Le monde s’est tout d’un coup rétréci. Il était une figure, une référence, une conscience. Elie Wiesel s’est éteint à New York, à l’âge de 87 ans. Avec lui disparaît un survivant de la Shoa, un témoin capital, quelque chose effectivement comme une conscience du temps présent.
Il avait seize ans, dans son petit village de Sighet en Roumanie, quand il a été déporté à Auschwitz-Birkenau avec toute sa famille. Sa mère et sa petite sœur ont péri immédiatement. Son père et lui seront parmi les figurants de la « marche de la mort » qui les conduira a Buchenwald. Son père mourra dans ce camp, en Allemagne, dans les bras de son fils. Lui-même survivra et sera libéré en avril 1945, avec l’arrivée de l’armée américaine.
Au lendemain de la guerre, il sera accueilli dans une maison de l’Osé en France, et c’est la publication d’un article dans un journal français qui provoquera la rencontre avec sa grande sœur, puis sa sœur cadette.. Le jeune homme commencera à 19 ans à faire du journalisme, dans la presse yiddishe à Paris, puis comme correspondant du « Yedioth ». Et puis, il y eut la rencontre avec François Mauriac, le grand écrivain catholique. Décisive, capitale. Il était venu pour recueillir une interview de lui. Les deux hommes ont parlé. Elie Wiesel pour la première fois s’est confié et a raconté ce qu’il avait vécu pendant la guerre. Mauriac a versé des larmes en écoutant son jeune interlocuteur et l’a poussé à écrire ce récit qui fut le premier témoignage sur la Shoa, « La Nuit ».
« Quand on écrit sur la Shoa, on n’écrit pas avec des mots, dira Wiesel, on se bat contre les mots. Parce qu’il n’y a pas de mots pour décrire ce que les victimes ont ressenti quand la mort était la norme et la vie un miracle ». La scène qui a ému aux larmes Mauriac et qui figurera dans « La Nuit », c’est celle de la pendaison d’un enfant dans le camp. Une voix se fait entendre. « Mais où est Dieu? » Et celle de l’écrivain lui répond, intérieurement: » Il est là, pendu ici, sur cette potence! » Le livre aura été écrit d’un seul jet, dans la fièvre, sans se relire, à l’âge de 26 ans, alors qu’il est sur un bateau qui le conduit vers Haifa.
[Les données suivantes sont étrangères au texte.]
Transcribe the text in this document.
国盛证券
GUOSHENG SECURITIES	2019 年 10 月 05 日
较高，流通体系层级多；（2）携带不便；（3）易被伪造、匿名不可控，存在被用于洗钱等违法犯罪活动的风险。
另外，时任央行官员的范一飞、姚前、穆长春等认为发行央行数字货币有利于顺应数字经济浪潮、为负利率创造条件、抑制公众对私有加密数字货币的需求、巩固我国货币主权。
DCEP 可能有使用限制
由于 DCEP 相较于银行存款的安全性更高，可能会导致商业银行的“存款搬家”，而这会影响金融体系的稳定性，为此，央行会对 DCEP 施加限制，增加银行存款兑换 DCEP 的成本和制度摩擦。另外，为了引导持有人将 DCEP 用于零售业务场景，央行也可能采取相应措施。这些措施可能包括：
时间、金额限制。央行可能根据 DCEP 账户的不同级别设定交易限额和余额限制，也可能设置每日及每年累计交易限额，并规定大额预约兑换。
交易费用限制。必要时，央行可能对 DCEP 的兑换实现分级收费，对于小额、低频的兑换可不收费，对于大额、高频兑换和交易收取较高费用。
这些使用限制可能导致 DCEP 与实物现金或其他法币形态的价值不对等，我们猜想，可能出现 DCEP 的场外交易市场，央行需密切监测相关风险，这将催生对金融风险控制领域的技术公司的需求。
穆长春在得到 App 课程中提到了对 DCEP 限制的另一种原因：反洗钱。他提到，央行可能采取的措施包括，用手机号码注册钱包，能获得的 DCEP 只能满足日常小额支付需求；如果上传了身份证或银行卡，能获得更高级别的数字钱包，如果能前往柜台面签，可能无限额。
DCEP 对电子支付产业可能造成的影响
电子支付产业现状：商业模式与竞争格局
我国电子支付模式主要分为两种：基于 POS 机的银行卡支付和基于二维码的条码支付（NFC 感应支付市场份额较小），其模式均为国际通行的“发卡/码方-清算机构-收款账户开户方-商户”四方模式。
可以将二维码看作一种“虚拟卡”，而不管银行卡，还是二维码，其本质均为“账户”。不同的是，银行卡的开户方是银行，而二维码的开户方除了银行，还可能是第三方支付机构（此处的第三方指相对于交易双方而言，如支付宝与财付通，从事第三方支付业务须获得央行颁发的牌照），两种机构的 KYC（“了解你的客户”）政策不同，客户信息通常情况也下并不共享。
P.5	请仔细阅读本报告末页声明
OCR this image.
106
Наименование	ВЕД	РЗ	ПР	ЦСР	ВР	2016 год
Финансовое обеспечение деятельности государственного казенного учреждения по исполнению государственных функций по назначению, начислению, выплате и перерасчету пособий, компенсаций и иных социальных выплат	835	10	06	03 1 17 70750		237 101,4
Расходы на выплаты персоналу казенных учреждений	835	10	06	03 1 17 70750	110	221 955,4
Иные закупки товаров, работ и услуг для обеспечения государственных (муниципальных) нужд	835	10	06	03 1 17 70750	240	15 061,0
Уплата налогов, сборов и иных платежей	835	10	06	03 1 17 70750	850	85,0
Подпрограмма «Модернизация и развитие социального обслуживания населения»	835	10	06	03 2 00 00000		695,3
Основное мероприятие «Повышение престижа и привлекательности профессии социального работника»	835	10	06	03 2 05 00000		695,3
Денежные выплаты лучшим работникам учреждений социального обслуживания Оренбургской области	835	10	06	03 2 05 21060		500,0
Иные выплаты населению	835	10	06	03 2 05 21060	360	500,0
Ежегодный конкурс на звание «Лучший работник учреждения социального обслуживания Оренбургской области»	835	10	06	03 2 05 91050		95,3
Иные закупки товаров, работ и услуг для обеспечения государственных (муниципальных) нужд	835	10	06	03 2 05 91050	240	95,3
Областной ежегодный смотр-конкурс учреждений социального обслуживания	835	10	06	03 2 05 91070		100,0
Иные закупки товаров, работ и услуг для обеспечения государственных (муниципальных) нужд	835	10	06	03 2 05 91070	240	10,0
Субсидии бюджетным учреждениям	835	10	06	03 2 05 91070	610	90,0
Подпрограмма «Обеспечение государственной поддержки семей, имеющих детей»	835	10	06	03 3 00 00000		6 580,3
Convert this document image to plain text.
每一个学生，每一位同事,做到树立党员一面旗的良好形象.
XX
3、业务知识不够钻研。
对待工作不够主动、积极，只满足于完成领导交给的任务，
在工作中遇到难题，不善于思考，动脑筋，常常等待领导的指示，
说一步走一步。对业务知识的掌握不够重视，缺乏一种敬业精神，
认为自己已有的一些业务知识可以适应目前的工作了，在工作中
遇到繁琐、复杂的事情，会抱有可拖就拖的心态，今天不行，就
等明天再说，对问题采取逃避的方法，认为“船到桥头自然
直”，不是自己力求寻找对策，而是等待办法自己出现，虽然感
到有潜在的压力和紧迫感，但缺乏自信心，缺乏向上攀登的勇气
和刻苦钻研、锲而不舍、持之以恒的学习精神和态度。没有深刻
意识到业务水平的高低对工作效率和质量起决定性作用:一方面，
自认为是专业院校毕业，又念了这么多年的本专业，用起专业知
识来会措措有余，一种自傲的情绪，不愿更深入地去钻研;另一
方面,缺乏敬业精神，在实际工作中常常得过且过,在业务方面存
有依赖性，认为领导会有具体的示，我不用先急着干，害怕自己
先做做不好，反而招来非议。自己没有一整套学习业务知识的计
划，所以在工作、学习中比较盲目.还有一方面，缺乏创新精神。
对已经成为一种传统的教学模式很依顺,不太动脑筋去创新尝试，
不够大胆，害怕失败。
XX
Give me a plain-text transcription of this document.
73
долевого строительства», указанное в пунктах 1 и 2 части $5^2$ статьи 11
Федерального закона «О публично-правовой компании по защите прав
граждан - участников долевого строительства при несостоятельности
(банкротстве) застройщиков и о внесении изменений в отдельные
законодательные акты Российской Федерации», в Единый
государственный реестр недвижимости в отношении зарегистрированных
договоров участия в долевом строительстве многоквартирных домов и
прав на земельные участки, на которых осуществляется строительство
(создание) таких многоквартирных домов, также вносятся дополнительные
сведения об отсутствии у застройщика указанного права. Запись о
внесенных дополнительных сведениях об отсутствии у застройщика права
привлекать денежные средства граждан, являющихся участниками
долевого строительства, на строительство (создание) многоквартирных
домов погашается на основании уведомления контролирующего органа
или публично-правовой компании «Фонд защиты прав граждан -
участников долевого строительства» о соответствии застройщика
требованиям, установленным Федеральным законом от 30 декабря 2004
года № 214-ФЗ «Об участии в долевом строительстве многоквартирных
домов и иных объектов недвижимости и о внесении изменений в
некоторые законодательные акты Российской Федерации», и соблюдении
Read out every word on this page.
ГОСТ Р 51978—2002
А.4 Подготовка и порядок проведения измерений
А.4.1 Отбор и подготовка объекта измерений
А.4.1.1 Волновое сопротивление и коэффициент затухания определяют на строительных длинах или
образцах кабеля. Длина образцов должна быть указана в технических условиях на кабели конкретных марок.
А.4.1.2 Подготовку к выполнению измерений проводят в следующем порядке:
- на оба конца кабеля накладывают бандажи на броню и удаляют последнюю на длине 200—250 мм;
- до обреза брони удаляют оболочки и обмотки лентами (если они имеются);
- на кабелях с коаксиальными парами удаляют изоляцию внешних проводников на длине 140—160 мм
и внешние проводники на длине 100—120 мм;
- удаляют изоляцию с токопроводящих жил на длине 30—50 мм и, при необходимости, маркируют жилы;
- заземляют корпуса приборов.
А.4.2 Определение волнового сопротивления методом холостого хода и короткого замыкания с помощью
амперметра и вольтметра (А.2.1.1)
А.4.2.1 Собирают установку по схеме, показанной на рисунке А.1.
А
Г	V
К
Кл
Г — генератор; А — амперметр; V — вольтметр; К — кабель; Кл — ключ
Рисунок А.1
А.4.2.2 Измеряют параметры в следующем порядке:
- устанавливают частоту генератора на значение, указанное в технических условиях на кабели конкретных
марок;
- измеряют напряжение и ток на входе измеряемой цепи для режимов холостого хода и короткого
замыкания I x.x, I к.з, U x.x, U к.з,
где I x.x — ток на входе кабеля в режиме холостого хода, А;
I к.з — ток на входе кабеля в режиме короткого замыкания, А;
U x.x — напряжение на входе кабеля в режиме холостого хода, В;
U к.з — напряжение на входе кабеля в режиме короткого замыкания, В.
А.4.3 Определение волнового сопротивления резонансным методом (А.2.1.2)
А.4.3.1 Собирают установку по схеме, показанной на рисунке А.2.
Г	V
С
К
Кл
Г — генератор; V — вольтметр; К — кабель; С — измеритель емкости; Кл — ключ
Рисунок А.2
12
Il dira dans « Tous les fleuves vont a la mer!.. »: « J’écrivais sans arrêt, sans me soucier de mes compagnons de voyage, et en redoutant seulement qu’on arrive trop vite ». Le livre paraîtra d’abord en yiddish, en français, en hébreu et dans plusieurs autres langues.
De nombreuses années plus tard, les Américains redécouvriront cet écrit grâce au coup de cœur d’Oprah Winfrey qui contribuera à relancer l’intérêt pour ce témoignage et à en faire un gros succès. Wiesel n’en profitera beaucoup, ni la Fondation qu’il a créé avec sa femme Marion en 1986 après l’attribution du prix Nobel, parce que la majeure partie de sa fortune se sera volatilisée sur le moment, engloutie dans le scandale Madoff. Ces péripéties qu’il s’amusait à raconter avec le sourire ne l’empêcheront pas de continuer à soutenir entre autres les deux instituts qu’il a créés en Israël destinés à aider des enfants originaires d’Ethiopie. Ces deux instituts (à Kyriat Malachie et à Ashkelon) portent le nom de Tsipora, la petite sœur disparue à Auschwitz d’Elie Wiesel.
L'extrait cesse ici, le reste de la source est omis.